Renault-Nissan : la justice française émet un mandat d'arrêt international contre Carlos Ghosn

La justice française a délivré un mandat d'arrêt international contre Carlos Ghosn, ancien patron de l'alliance Renault Nissan (RNBV), dans le cadre d'une enquête instruite à Nanterre (Hauts-de-Seine) notamment pour abus de biens sociaux et blanchiment.
(Crédits : MOHAMED AZAKIR)

Nouveau rebondissement dans l'affaire Carlos Ghosn. La justice française a émis des mandats d'arrêt internationaux à l'encontre de Carlos Ghosn et de quatre autres personnes qui auraient aidé l'ancien patron de Renault-Nissan à détourner des millions d'euros, a annoncé jeudi soir le Wall Street Journal (WSJ) dans son édition en ligne, citant des sources au fait de la question. La justice française a délivré un mandat d'arrêt international contre l'ancien patron de l'alliance Renault Nissan dans le cadre d'une enquête instruite à Nanterre (Hauts-de-Seine) notamment pour abus de biens sociaux et blanchiment, a indiqué vendredi le parquet de Nanterre, contacté par l'AFP. Le Franco-Libano-Brésilien, qui devait être jugé à Tokyo pour malversations financières, vit à Beyrouth depuis sa fuite rocambolesque du Japon fin 2019. A Nanterre, les enquêteurs s'intéressent à près de 15 millions d'euros de paiements considérés comme suspects entre RNBV et le distributeur du constructeur automobile français à Oman, Suhail Bahwan Automobiles (SBA). La porte-parole de Carlos Ghosn s'est abstenue de tout commentaire auprès du Wall Street Journal/

Trois magistrats de Nanterre à Beyrouth fin février

Fin février, trois magistrats de Nanterre s'étaient rendus à Beyrouth pour poursuivre leurs investigations. Ce voyage ouvrait aussi la voie à un changement éventuel de statut de Carlos Ghosn puisque la justice française pouvait demander au procureur libanais la "notification des charges" à Carlos Ghosn - l'équivalent d'une mise en examen en France - ou encore prononcer un mandat d'arrêt à son encontre.

Il s'agissait du second déplacement de magistrats français dans cette affaire: en juin dernier, Carlos Ghosn avait été entendu en audition libre pendant cinq jours, pour les enquêtes le visant à Nanterre, mais aussi à Paris, dans le cadre d'une commission rogatoire internationale. A l'issue de cette audition, ses avocats l'avaient dit "heureux" d'avoir pu "expliquer sa position". Il avait toutefois refusé de répondre aux questions basées sur un disque dur, qu'il estime avoir été "volé au Liban par Nissan" et "peut-être modifié", a-t-il déclaré dans une interview au Parisien le 12 février. A l'issue de son audition en juin, ses avocats avaient assuré espérer que leur client obtienne un changement de statut, telle qu'une mise en examen, pour pouvoir soulever la nullité de la procédure à cause.
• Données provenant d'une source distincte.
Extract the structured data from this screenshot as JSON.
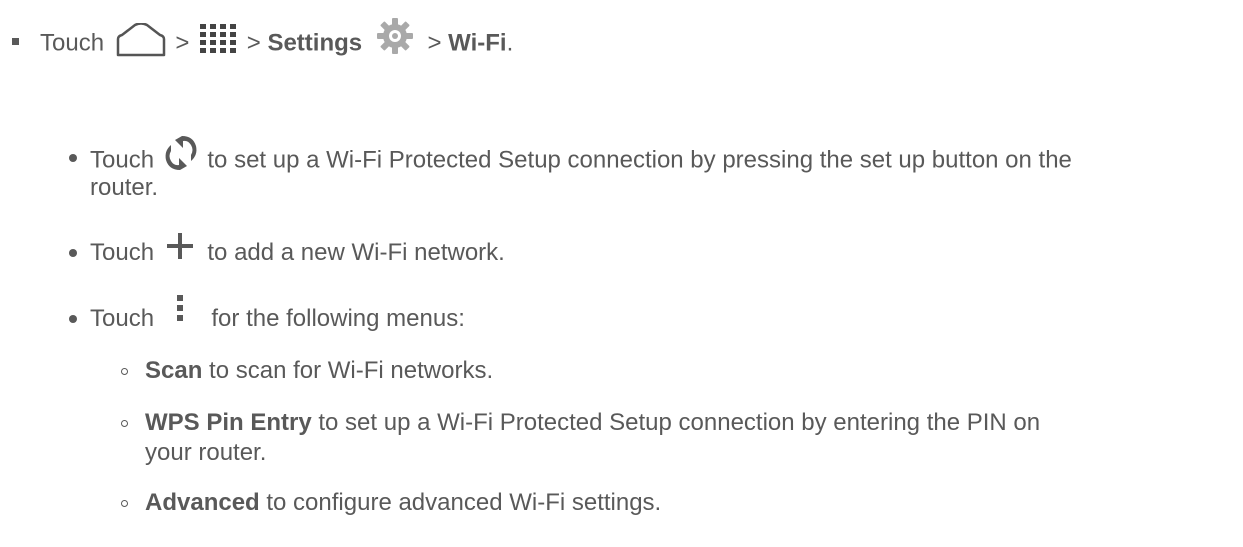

L'ancien magnat de l'automobile est visé en France par deux procédures judiciaires: à Paris, pour les prestations de conseil conclus par RNBV, filiale néerlandaise incarnant l'alliance Renault-Nissan, avec l'ancienne ministre française de la Justice Rachida Dati et le criminologue Alain Bauer; et à Nanterre, notamment pour abus de biens sociaux et blanchiment. A Nanterre, les enquêteurs s'intéressent vivement à près de 15 millions d'euros de paiements considérés comme suspects entre RNBV et le distributeur du constructeur automobile français à Oman, Suhail Bahwan Automobiles (SBA).

"Ils n'ont pas trouvé un seul flux financier provenant de Renault ou Nissan qui m'incrimine", a récemment rétorqué Carlos Ghosn, au Parisien.

La justice soupçonne également Carlos Ghosn d'avoir tiré un bénéfice personnel d'une convention de mécénat entre Renault et l'établissement qui gère le Château de Versailles, en y organisant deux soirées, ce qu'il conteste.

Âgé de 67 ans et visé par un mandat d'arrêt d'Interpol, l'ancien homme d'affaires, qui a les nationalités libanaise, française et brésilienne, est contraint de rester au Liban depuis sa fuite rocambolesque du Japon en décembre 2019. Il a précisé y donner des cours, à l'université de Beyrouth. Arrêté en novembre 2018 à Tokyo, il avait justifié son évasion en assurant avoir voulu "échapper à l'injustice", dénonçant un "complot" des autorités japonaises. Il a par la suite cosigné un livre "Le temps de la vérité". Plus récemment, il a de nouveau dénoncé plusieurs "coups de poignard". "Le premier coup de poignard est venu des Japonais, mais le coup de poignard mortel a été porté par le gouvernement français et le conseil d'administration de Renault", Renault s'étant constitué partie civile dans ce dossier, a-t-il dit au Parisien.

Nissan demande des dommages-intérêts à Greg Kelly

Cette annonce intervient alors qu'il y a un mois, Nissan a réclamé, selon plusieurs médias japonais 1,4 milliard de yens (10,7 millions d'euros) de dommages-intérêts à Greg Kelly, ancien collaborateur de Carlos Ghosn ayant récemment écopé au Japon de six mois de prison avec sursis pour malversations financières. Ce juriste américain de 65 ans a été condamné début mars par le tribunal de Tokyo à six mois de prison avec sursis, alors que le parquet réclamait deux ans ferme à son encontre.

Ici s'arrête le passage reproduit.